Fatigue was also a constant companion. “It was exhaustion at a level I’ve never experienced,” says Jamie. “For someone in their 20s it put a huge damper on their lifestyle.” When everyone was out socializing, Jamie was at home. Crowds weren’t an option. The pain was intense enough that “if someone bumped into me I would find a corner to cry.” She couldn’t open doors and altered what she wore because getting dressed was a challenge.

“It was a mental thing, too,” Jamie explains. “I was petrified.” The ‘what ifs’ flooded her thoughts: What if I can’t have children? What if I’m in a wheelchair my whole life? “It’s a very realistic, frightening thing.”

Turning her health around

Jamie recalls vividly the night she reached her breaking point. It was December 31, 2006, her 25th birthday. Instead of celebrating with friends at midnight, she was in her hotel room, curled up in a ball, crying in pain. Her RA was out of control. She was willing to try anything – including the vegan diet suggested by her acupuncturist, which meant no meat, fish, dairy or eggs. The next day, she became a vegan. She also stopped drinking alcohol, which she discovered was a trigger for her arthritis pain.

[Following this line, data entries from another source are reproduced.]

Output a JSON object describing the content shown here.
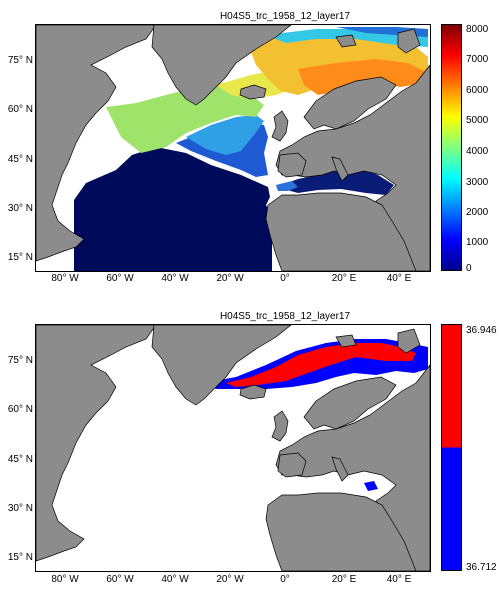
{
  "figures": [
    {
      "title": "H04S5_trc_1958_12_layer17",
      "colorbar_ticks": [
        "0",
        "1000",
        "2000",
        "3000",
        "4000",
        "5000",
        "6000",
        "7000",
        "8000"
      ]
    },
    {
      "title": "H04S5_trc_1958_12_layer17",
      "colorbar_ticks": [
        "36.946",
        "36.712"
      ]
    }
  ],
  "axes": {
    "lat_labels": [
      "75° N",
      "60° N",
      "45° N",
      "30° N",
      "15° N"
    ],
    "lon_labels": [
      "80° W",
      "60° W",
      "40° W",
      "20° W",
      "0°",
      "20° E",
      "40° E"
    ]
  },
  "chart_data": [
    {
      "type": "heatmap",
      "title": "H04S5_trc_1958_12_layer17",
      "xlabel": "",
      "ylabel": "",
      "xlim": [
        -90,
        50
      ],
      "ylim": [
        10,
        86
      ],
      "x_ticks": [
        -80,
        -60,
        -40,
        -20,
        0,
        20,
        40
      ],
      "y_ticks": [
        15,
        30,
        45,
        60,
        75
      ],
      "colorbar": {
        "colormap": "jet",
        "range": [
          0,
          8000
        ],
        "ticks": [
          0,
          1000,
          2000,
          3000,
          4000,
          5000,
          6000,
          7000,
          8000
        ]
      },
      "land_color": "#8c8c8c",
      "approx_regions": [
        {
          "region": "subtropical North Atlantic (10-35°N, 75-20°W)",
          "value": 0
        },
        {
          "region": "mid-latitude North Atlantic (40-55°N)",
          "value": 400
        },
        {
          "region": "subpolar North Atlantic (55-65°N)",
          "value": 1500
        },
        {
          "region": "Greenland and Norwegian Seas",
          "value": 2000
        },
        {
          "region": "Barents Sea near Svalbard",
          "value": 2800
        },
        {
          "region": "Mediterranean Sea",
          "value": 200
        }
      ]
    },
    {
      "type": "heatmap",
      "title": "H04S5_trc_1958_12_layer17",
      "xlabel": "",
      "ylabel": "",
      "xlim": [
        -90,
        50
      ],
      "ylim": [
        10,
        86
      ],
      "x_ticks": [
        -80,
        -60,
        -40,
        -20,
        0,
        20,
        40
      ],
      "y_ticks": [
        15,
        30,
        45,
        60,
        75
      ],
      "colorbar": {
        "colors": [
          "#0000ff",
          "#ff0000"
        ],
        "range": [
          36.712,
          36.946
        ],
        "ticks": [
          36.712,
          36.946
        ]
      },
      "land_color": "#8c8c8c",
      "approx_regions": [
        {
          "region": "Barents Sea core (74-80°N, 20-40°E)",
          "value": 36.9
        },
        {
          "region": "Barents/Norwegian Sea margin (68-74°N)",
          "value": 36.75
        },
        {
          "region": "eastern Mediterranean patches",
          "value": 36.75
        }
      ]
    }
  ]
}
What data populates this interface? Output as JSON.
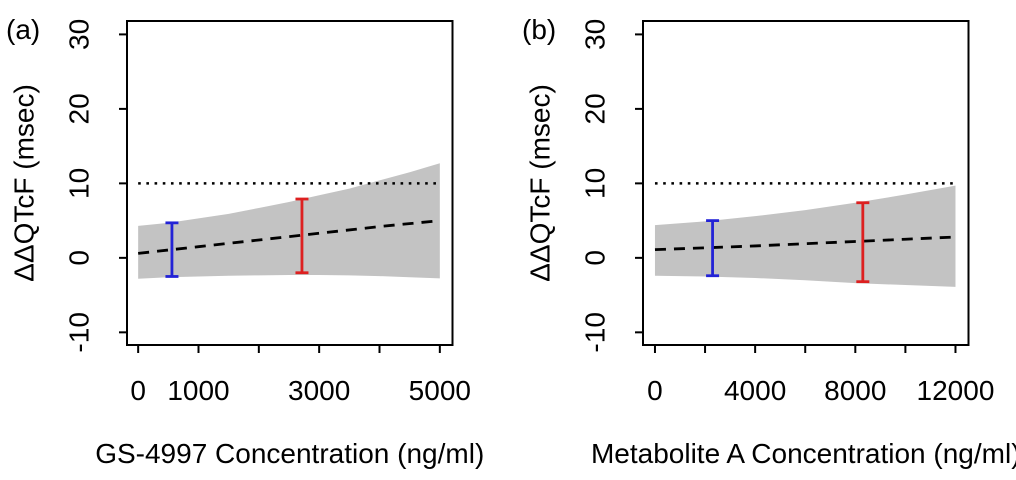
{
  "figure": {
    "background": "#ffffff",
    "text_color": "#000000",
    "axis_color": "#000000"
  },
  "chart_data": [
    {
      "type": "area",
      "panel_label": "(a)",
      "xlabel": "GS-4997 Concentration (ng/ml)",
      "ylabel": "ΔΔQTcF (msec)",
      "xlim": [
        -185,
        5210
      ],
      "ylim": [
        -11.7,
        31.8
      ],
      "grid": false,
      "legend": "none",
      "xticks": [
        0,
        1000,
        2000,
        3000,
        4000,
        5000
      ],
      "xtick_labels": [
        "0",
        "1000",
        "",
        "3000",
        "",
        "5000"
      ],
      "yticks": [
        -10,
        0,
        10,
        20,
        30
      ],
      "ytick_labels": [
        "-10",
        "0",
        "10",
        "20",
        "30"
      ],
      "threshold": {
        "value": 10,
        "style": "dotted",
        "color": "#000000"
      },
      "band": {
        "label": "confidence-band",
        "fill": "#c3c3c3",
        "x": [
          0,
          500,
          1000,
          1500,
          2000,
          2500,
          3000,
          3500,
          4000,
          4500,
          5000
        ],
        "upper": [
          4.3,
          4.7,
          5.3,
          5.9,
          6.7,
          7.5,
          8.4,
          9.3,
          10.4,
          11.5,
          12.7
        ],
        "lower": [
          -2.8,
          -2.6,
          -2.5,
          -2.4,
          -2.35,
          -2.3,
          -2.3,
          -2.35,
          -2.45,
          -2.6,
          -2.75
        ]
      },
      "mean_line": {
        "style": "dashed",
        "color": "#000000",
        "x": [
          0,
          1000,
          2000,
          3000,
          4000,
          5000
        ],
        "y": [
          0.6,
          1.5,
          2.4,
          3.3,
          4.2,
          5.0
        ]
      },
      "error_bars": [
        {
          "name": "blue-error-bar",
          "color": "#2323d6",
          "x": 560,
          "low": -2.5,
          "high": 4.7
        },
        {
          "name": "red-error-bar",
          "color": "#dd2020",
          "x": 2715,
          "low": -2.0,
          "high": 7.9
        }
      ]
    },
    {
      "type": "area",
      "panel_label": "(b)",
      "xlabel": "Metabolite A Concentration (ng/ml)",
      "ylabel": "ΔΔQTcF (msec)",
      "xlim": [
        -478,
        12520
      ],
      "ylim": [
        -11.7,
        31.8
      ],
      "grid": false,
      "legend": "none",
      "xticks": [
        0,
        2000,
        4000,
        6000,
        8000,
        10000,
        12000
      ],
      "xtick_labels": [
        "0",
        "",
        "4000",
        "",
        "8000",
        "",
        "12000"
      ],
      "yticks": [
        -10,
        0,
        10,
        20,
        30
      ],
      "ytick_labels": [
        "-10",
        "0",
        "10",
        "20",
        "30"
      ],
      "threshold": {
        "value": 10,
        "style": "dotted",
        "color": "#000000"
      },
      "band": {
        "label": "confidence-band",
        "fill": "#c3c3c3",
        "x": [
          0,
          2000,
          4000,
          6000,
          8000,
          10000,
          12000
        ],
        "upper": [
          4.4,
          4.9,
          5.6,
          6.4,
          7.4,
          8.5,
          9.7
        ],
        "lower": [
          -2.4,
          -2.5,
          -2.7,
          -3.0,
          -3.4,
          -3.65,
          -3.9
        ]
      },
      "mean_line": {
        "style": "dashed",
        "color": "#000000",
        "x": [
          0,
          2000,
          4000,
          6000,
          8000,
          10000,
          12000
        ],
        "y": [
          1.1,
          1.35,
          1.6,
          1.9,
          2.2,
          2.5,
          2.8
        ]
      },
      "error_bars": [
        {
          "name": "blue-error-bar",
          "color": "#2323d6",
          "x": 2300,
          "low": -2.4,
          "high": 5.0
        },
        {
          "name": "red-error-bar",
          "color": "#dd2020",
          "x": 8300,
          "low": -3.2,
          "high": 7.4
        }
      ]
    }
  ]
}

Shortly after committing to the vegan lifestyle, “For the first time since being diagnosed with RA, I could make a fist without pain,” says Jamie. Although she was (and still is) taking the disease-modifying drug methotrexate, she says her new diet made a big difference.

“I felt like superwoman and even started running 3 to 5 miles a few days a week, [as well as] a half marathon. I still had pain, but everything was remarkably better,” she says.

Over the next two years she reintroduced fish, eggs and a moderate amount of alcohol – but she is still committed to eating healthfully.

Cleaning up her diet wasn’t the only change that improved her symptoms. By the fall of 2010, Jamie was forced to face another hurdle when she learned of her former fiancé’s infidelity. The couple had been engaged for two years and had dated since their freshmen year in college.